Figure 2.40 – Listing blobs using an SAS

  1. Execute the following command to write data to logfile1.txt. Ensure you have the Logfile1.txt file in the C:\ADECookbook\Chapter1\ Logfiles\ folder in the machine you are running the script from:
    Set-AzStorageBlobContent -File C:\ADECookbook\Chapter1\ Logfiles\Logfile1.txt -Container logfiles -Context $ctx

You should get output as shown in the following screenshot:

Figure 2.41 – Uploading a blob using an SAS

Figure 2.41 – Uploading a blob using an SAS

The write fails, as the SAS token was created with list and read access.

Securing a container with an SAS

Perform the following steps:

  1. Execute the following command to create a container stored access policy:
    $resourcegroup = "packtadestorage"
    $storageaccount = "packtadestoragev2"
    #get storage context 
    $storagecontext = (Get-AzStorageAccount -ResourceGroupName $resourcegroup -Name $storageaccount).

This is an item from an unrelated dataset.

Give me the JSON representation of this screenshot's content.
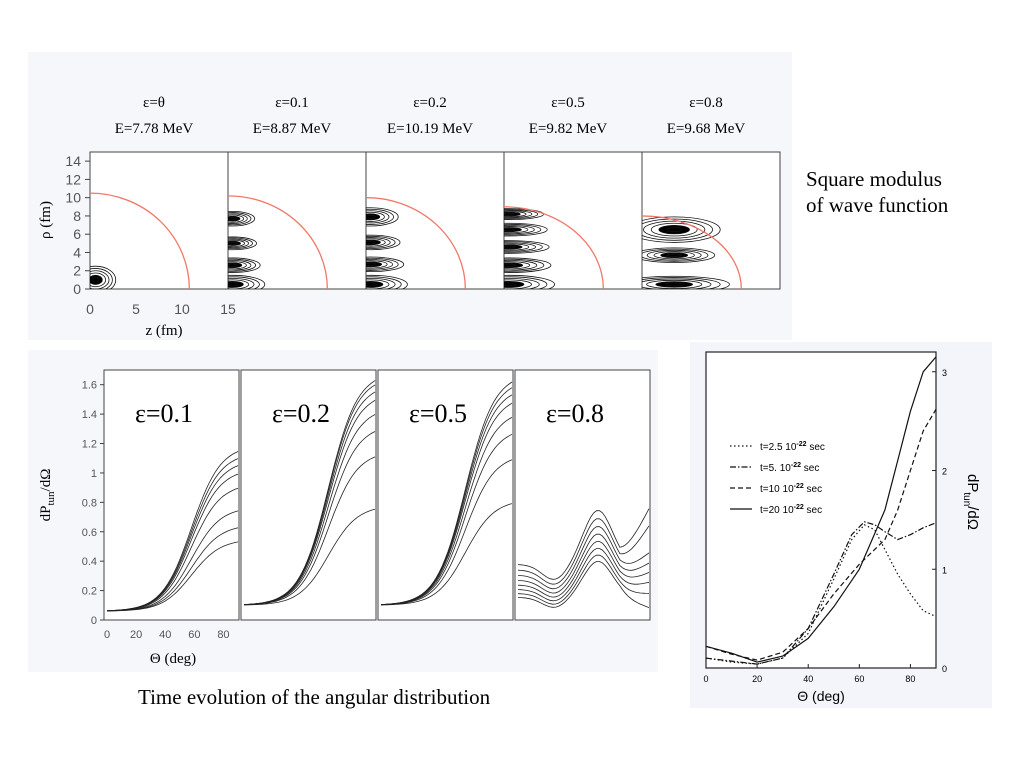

Context
    $starttime = Get-Date
    $endtime = $starttime.AddDays(1)
    New-AzStorageContainerStoredAccessPolicy -Container logfiles -Policy writepolicy -Permission lw -StartTime $starttime -ExpiryTime $endtime -Context $storagecontext
  2. Execute the following command to create the SAS token:
    #get the SAS token
    $sastoken = New-AzStorageContainerSASToken -Name logfiles -Policy writepolicy -Context
  3. Execute the following commands to list all the blobs in the container using the SAS token:
    #get the storage context with SAS token
    $ctx = New-AzStorageContext -StorageAccountName $storageaccount -SasToken $sastoken
    #list blobs using SAS token
    Get-AzStorageBlob -Container logfiles -Context $ctx

How it works…

To generate a shared access token for a blob, use the New-AzStorageBlobSASToken command. We need to provide the blob name, container name, permission (l = list, r = read, and w = write), and storage context to generate an SAS token. We can additionally secure the token by providing IPs that can access the blob.

We then use the SAS token to get the storage context using the New-AzStorageContext command. We use the storage context to access the blobs using the Get-AzStorageBlob command. Note that we can only list and read blobs and can't write to them, as the SAS token doesn't have write permissions.

To generate a shared access token for a container, we first create an access policy for the container using the New-AzStorageContainerStoredAccessPolicy command. The access policy specifies the start and expiry time, permission, and IPs. We then generate the SAS token by passing the access policy name to the New-AzStorageContainerSASToken command.

We can now access the container and the blobs using the SAS token.